Tidelands Health has zero hospitalized coronavirus patients. The hospital system hit that number Monday and hasn’t had another one since.

Dr. Nathan Mattox, critical care director, said seeing that number hit zero was like Christmas all over again. It’s a cautiously optimistic celebration, as the team intends to stay vigilant and prepare for any new variants.

“I don’t think every body realized it at first until we made the count and realized it,” said Mattox. “Then it was like, it’s zero!”

The staff at Tidelands Health had grown accustomed to having at least a few patients battling severe coronavirus symptoms. They’ve had at least one hospital bed taken up by a coronavirus patient 24 hours a day for more than two years.

After doing everything in their power to get people back on their feet, the hard work finally paid off.

“Now we have a little bit of time to take care of ourselves, to get our staff some well-deserved rest and relaxation, some time off,” said Mattox. “And preparing in case something were to happen again.”
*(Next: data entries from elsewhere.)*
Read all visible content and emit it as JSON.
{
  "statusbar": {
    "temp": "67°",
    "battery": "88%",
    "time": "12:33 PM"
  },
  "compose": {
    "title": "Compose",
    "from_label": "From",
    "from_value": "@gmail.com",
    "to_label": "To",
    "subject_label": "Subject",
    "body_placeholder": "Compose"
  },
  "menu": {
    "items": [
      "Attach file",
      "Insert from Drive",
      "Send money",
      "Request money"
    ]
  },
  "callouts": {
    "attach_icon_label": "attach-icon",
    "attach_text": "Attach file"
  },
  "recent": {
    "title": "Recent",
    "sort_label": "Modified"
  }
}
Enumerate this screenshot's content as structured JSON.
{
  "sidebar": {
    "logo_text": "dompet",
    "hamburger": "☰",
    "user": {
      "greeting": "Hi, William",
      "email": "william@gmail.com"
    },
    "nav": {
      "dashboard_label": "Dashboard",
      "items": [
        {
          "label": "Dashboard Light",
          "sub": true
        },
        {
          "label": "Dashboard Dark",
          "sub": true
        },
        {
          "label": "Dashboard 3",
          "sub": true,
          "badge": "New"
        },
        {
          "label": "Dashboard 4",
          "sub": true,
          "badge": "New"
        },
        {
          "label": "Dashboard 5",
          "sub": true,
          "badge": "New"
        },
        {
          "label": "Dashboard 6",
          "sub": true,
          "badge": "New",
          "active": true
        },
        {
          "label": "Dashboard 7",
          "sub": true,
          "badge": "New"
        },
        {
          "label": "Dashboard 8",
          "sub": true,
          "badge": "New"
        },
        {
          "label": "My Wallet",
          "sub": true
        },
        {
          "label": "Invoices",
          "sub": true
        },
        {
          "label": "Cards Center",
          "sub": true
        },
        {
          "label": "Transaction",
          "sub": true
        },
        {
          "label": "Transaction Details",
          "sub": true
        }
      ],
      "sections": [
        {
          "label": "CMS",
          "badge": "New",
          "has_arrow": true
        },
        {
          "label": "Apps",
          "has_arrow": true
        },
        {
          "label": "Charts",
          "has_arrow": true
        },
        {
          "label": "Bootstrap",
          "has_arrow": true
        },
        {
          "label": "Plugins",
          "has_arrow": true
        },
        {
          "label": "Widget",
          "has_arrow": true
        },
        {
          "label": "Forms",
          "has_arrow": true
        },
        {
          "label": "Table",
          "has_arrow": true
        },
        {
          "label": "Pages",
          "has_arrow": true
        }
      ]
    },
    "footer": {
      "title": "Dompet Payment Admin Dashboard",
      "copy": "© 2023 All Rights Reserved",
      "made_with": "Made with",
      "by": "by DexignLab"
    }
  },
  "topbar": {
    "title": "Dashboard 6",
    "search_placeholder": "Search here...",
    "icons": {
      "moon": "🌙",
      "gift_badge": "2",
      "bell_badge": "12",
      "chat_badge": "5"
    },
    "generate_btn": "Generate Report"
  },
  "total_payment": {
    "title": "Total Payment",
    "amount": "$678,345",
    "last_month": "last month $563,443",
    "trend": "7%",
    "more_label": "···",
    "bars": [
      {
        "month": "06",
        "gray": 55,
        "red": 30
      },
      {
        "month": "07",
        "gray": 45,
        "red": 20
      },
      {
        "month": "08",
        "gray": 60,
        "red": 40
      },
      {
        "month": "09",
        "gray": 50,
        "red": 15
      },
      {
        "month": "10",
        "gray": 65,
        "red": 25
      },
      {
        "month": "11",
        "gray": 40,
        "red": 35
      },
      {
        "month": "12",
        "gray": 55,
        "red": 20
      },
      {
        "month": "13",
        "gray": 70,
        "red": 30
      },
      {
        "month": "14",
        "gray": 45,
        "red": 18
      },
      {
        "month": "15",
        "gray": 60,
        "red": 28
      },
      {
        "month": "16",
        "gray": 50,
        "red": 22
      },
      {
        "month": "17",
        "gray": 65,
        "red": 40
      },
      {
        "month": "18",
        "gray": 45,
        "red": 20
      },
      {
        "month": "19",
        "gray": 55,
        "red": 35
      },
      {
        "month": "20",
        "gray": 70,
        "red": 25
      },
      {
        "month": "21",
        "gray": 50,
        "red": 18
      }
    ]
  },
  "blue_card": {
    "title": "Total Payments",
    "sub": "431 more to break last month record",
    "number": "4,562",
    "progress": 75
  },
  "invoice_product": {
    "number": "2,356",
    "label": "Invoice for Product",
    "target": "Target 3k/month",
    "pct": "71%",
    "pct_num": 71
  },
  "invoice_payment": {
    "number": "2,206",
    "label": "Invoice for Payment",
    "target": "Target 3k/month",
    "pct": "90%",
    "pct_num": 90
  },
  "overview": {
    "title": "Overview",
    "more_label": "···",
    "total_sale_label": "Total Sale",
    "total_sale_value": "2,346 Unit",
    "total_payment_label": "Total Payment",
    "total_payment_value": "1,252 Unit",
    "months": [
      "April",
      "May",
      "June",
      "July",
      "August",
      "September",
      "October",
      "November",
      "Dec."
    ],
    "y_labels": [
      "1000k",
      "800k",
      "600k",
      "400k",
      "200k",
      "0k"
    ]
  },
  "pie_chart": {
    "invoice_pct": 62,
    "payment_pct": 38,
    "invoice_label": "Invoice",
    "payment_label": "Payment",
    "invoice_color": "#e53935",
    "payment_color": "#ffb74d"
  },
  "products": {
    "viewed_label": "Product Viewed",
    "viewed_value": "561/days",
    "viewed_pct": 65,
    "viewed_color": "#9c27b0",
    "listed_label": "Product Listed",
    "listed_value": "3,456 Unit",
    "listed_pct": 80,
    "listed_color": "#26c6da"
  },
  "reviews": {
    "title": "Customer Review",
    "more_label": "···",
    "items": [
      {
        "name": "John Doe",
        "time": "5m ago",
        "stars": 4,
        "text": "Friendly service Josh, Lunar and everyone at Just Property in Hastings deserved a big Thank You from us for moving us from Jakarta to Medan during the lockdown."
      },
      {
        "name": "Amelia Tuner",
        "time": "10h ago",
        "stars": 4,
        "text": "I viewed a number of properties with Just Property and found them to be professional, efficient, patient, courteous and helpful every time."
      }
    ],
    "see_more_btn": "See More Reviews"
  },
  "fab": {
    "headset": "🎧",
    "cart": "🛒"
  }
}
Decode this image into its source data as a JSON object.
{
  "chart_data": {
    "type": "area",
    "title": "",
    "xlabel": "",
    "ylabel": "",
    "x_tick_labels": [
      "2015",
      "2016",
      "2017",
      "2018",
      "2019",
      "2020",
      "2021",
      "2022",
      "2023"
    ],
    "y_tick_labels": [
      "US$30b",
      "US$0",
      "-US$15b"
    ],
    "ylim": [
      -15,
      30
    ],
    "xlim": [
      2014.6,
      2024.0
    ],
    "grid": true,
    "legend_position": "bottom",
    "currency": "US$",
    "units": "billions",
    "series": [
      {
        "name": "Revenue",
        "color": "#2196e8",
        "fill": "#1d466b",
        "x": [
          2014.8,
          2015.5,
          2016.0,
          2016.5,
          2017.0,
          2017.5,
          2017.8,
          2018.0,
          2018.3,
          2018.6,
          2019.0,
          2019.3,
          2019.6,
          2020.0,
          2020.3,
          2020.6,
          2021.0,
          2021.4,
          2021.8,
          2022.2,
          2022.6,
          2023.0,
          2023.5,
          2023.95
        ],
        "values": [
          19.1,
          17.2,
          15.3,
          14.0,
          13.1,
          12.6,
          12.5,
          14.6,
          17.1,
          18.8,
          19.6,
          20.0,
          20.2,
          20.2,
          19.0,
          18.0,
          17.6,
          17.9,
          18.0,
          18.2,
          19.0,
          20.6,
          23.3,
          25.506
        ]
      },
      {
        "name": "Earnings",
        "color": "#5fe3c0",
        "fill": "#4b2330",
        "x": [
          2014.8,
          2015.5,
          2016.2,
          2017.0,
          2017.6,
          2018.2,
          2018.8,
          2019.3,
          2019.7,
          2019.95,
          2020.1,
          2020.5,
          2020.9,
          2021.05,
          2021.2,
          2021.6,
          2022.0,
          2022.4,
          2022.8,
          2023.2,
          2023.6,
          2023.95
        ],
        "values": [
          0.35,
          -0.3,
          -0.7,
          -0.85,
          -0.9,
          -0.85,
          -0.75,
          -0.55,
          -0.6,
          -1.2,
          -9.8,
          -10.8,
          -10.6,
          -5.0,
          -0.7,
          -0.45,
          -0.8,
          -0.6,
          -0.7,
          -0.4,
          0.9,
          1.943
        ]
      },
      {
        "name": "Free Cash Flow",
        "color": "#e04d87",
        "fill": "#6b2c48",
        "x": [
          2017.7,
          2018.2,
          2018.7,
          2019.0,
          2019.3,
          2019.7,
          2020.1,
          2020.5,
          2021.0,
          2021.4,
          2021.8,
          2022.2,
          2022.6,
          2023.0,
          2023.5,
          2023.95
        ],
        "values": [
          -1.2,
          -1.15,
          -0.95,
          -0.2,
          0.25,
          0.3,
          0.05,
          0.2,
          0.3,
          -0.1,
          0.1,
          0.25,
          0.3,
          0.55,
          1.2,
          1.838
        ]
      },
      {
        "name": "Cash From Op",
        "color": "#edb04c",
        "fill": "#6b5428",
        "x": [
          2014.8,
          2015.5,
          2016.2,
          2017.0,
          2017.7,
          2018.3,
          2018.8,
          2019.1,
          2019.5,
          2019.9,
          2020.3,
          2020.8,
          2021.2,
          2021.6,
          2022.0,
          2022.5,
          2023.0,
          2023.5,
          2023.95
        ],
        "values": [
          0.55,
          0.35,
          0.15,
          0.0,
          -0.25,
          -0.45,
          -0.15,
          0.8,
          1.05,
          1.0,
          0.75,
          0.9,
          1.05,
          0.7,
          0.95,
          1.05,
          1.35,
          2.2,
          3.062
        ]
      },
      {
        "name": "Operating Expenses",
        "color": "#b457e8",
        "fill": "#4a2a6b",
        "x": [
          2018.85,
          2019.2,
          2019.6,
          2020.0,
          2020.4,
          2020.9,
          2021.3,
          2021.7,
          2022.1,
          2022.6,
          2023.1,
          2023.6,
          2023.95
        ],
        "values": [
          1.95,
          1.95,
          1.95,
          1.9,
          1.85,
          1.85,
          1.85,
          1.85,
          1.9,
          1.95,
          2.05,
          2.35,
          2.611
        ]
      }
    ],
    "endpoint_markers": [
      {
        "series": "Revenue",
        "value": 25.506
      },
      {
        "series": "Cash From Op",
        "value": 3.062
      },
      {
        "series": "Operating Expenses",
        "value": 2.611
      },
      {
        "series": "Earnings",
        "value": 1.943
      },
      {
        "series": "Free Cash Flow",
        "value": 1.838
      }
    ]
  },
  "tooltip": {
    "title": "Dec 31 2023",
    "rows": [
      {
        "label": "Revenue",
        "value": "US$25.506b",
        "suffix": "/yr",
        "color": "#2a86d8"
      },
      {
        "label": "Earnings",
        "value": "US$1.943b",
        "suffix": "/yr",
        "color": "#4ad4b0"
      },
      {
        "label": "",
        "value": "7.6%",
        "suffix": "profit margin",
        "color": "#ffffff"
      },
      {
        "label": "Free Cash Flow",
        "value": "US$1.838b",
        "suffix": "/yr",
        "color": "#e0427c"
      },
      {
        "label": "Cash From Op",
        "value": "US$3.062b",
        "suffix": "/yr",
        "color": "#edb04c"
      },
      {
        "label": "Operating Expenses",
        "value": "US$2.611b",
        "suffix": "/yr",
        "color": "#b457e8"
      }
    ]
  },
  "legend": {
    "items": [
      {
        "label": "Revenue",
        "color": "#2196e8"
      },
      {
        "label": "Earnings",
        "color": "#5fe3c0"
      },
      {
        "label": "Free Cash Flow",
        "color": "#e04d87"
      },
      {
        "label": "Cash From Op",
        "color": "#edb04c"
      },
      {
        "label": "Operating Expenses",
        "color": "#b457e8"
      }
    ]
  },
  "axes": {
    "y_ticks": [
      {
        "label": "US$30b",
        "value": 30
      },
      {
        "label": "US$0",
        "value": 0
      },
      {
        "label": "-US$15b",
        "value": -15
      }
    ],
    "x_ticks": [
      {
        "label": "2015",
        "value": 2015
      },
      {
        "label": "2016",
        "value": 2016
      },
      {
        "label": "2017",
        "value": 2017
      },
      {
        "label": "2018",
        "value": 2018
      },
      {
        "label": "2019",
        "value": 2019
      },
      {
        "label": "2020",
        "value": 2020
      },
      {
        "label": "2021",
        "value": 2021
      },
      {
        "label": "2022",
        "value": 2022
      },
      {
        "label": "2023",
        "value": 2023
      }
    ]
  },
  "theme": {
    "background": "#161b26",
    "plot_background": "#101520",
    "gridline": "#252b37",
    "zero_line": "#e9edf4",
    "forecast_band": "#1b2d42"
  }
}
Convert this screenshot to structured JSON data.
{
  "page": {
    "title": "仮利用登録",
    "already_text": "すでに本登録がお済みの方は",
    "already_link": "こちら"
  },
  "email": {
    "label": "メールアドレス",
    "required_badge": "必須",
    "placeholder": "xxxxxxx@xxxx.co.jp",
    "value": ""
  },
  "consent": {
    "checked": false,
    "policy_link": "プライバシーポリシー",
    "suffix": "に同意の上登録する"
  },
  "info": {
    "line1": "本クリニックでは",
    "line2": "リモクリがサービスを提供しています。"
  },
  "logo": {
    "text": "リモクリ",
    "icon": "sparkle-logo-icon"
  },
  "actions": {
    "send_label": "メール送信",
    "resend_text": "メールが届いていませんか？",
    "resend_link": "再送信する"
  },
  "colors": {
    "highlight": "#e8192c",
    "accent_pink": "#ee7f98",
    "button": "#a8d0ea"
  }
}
Mattox says the drop in hospitalizations will give their researchers time to assess the data and see how they can improve their operation for any possible new variants.

McLeod Health has also managed to hit zero COVID hospitalizations at four of its hospitals throughout the Grand Strand and Pee Dee.

Chief Medical Officer Dr. Matthew Weeks says getting to that number is helping patients feel more comfortable coming back for things other than COVID.

“We have more people wanting to come in for elective procedures,” said Weeks. “Our outpatients offices and practices are seeing more people come back for routine preventative health care, which they’ve typically postponed.”

As things transition back to a little more normal, Mattox is looking back on the whole experience, realizing it has shaped his career and that of his fellow doctors and nurses.

“I think it will be the high moment of our careers, those of us that were here will talk about this forever,” said Mattox.

Both Tidelands and McLeod have taken this drop in hospitalizations as an opportunity to relax their visitation policies back to normal.

That means anyone in the hospital can see more family members for longer hours.